I follow several female bloggers whose writing and experiences I enjoy reading. Something they have in common is that they are afflicted by one special man whose words and actions (or inactions) reduces them to quivering lumps of jelly. I understand their feelings because Baltic Babe had a similar effect on me. I was always comparing the women I met to the feelings I felt when I was with her. Doing this wasn’t fair to everyone involved.
The women bloggers have their own motivations and in a few cases I suspect that their “daddy issues” evokes a similar feeling. They know this feeling, have learned to cope with it and they might like it in a twisted kind of way.

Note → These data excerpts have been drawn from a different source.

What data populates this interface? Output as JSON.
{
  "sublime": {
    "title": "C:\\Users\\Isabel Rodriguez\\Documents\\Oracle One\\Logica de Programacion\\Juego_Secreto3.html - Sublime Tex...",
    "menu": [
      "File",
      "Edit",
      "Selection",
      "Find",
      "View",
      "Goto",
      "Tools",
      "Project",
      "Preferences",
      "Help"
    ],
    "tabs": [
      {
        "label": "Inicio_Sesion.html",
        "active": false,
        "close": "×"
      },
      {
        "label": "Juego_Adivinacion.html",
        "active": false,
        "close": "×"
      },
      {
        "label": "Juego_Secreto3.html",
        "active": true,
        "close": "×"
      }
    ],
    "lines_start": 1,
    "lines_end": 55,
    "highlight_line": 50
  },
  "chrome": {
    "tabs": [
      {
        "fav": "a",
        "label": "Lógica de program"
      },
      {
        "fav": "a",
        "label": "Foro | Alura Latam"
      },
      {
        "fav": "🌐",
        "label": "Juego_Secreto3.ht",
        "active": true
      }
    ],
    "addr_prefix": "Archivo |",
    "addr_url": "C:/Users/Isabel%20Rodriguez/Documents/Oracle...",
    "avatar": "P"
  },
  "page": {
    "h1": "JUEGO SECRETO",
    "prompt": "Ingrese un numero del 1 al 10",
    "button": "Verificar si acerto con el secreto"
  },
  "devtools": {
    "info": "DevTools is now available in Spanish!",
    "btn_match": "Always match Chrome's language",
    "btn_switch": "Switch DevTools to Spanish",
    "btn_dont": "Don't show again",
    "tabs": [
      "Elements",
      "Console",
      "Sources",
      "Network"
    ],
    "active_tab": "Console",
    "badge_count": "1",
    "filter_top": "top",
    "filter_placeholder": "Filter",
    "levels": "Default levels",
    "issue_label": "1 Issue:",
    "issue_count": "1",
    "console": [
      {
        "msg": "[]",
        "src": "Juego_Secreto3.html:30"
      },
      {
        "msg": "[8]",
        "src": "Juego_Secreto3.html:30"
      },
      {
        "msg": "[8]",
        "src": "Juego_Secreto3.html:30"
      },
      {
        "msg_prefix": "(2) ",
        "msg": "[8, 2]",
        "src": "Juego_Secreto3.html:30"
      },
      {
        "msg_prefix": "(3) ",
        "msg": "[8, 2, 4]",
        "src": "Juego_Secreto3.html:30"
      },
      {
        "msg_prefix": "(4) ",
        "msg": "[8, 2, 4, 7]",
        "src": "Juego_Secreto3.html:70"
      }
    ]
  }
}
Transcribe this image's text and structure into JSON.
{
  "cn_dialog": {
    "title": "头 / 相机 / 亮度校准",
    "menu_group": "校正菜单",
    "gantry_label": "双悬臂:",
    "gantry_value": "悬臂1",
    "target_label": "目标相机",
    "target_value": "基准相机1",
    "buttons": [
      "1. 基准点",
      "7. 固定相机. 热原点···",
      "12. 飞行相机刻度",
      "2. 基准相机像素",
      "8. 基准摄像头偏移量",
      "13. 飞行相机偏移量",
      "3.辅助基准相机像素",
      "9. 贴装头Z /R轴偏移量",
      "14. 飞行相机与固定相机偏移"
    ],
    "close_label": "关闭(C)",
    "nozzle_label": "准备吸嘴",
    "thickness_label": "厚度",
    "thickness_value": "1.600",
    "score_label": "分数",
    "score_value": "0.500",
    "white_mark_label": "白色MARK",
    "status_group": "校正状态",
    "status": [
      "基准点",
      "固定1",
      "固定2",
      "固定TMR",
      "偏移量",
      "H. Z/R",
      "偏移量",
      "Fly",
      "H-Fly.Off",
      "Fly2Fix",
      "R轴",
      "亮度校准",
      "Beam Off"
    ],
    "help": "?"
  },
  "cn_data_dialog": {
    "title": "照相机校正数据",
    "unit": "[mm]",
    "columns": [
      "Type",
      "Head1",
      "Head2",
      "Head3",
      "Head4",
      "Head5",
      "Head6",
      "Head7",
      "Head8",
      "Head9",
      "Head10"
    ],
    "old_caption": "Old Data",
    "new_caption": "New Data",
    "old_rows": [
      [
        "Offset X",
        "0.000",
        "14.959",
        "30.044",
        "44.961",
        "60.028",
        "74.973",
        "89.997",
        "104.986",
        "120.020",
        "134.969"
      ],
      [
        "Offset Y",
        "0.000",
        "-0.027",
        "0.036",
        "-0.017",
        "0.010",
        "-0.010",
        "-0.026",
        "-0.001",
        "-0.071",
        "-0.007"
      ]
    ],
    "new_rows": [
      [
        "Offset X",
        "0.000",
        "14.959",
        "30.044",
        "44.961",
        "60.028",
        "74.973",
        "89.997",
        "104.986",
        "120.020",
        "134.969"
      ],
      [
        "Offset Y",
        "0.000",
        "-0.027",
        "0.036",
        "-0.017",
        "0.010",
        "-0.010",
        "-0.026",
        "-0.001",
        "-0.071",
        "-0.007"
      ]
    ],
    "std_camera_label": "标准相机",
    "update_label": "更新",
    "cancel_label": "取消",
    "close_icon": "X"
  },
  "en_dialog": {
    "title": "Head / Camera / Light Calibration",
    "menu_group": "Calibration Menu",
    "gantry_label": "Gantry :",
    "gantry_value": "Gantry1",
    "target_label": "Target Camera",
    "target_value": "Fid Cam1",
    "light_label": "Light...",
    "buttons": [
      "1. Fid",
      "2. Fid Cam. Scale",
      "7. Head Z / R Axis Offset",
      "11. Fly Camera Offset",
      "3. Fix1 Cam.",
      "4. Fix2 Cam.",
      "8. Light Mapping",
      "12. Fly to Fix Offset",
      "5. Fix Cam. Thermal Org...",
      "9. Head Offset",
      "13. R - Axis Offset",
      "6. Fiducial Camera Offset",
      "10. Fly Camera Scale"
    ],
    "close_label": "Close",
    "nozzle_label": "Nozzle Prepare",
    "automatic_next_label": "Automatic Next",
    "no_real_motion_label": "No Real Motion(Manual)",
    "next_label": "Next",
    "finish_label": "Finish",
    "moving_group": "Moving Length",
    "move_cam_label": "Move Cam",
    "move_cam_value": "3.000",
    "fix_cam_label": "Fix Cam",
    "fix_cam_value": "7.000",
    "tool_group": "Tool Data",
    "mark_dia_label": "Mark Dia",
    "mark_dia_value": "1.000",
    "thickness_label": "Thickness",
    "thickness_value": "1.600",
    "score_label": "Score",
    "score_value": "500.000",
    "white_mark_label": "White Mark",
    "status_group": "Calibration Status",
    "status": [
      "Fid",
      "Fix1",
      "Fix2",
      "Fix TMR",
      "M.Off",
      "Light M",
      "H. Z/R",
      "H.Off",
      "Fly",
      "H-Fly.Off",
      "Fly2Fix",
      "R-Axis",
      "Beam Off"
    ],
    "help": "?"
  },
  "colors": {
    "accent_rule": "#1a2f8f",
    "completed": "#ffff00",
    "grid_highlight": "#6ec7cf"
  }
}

Perhaps if they realized that the man they are fixated on would only deliver a horrible relationship once living together, then they might expunge him from their systems and move on to a better proposition?
I may have been a few women’s “special man” whom they couldn’t get out of their head. Sweet Thing and Busty Blonde come to mind. It still pains me to think of the two of them. It’s a stain on my conscience.
The greatest lesson I have learned in life (courtesy of my dating days) is that there are many types of love, but the strongest, unchanging one is that of a parent for their child. All other types of love are subject to change. Perhaps Baltic Babe was right by saying “love is for fools”?
I found “The One” but today my life is a nightmare from which I can’t wake up. Most nights falling asleep I secretly hope not to wake up. It’s the thought of my not being there for my daughter that keeps me continuing this not-so-good fight.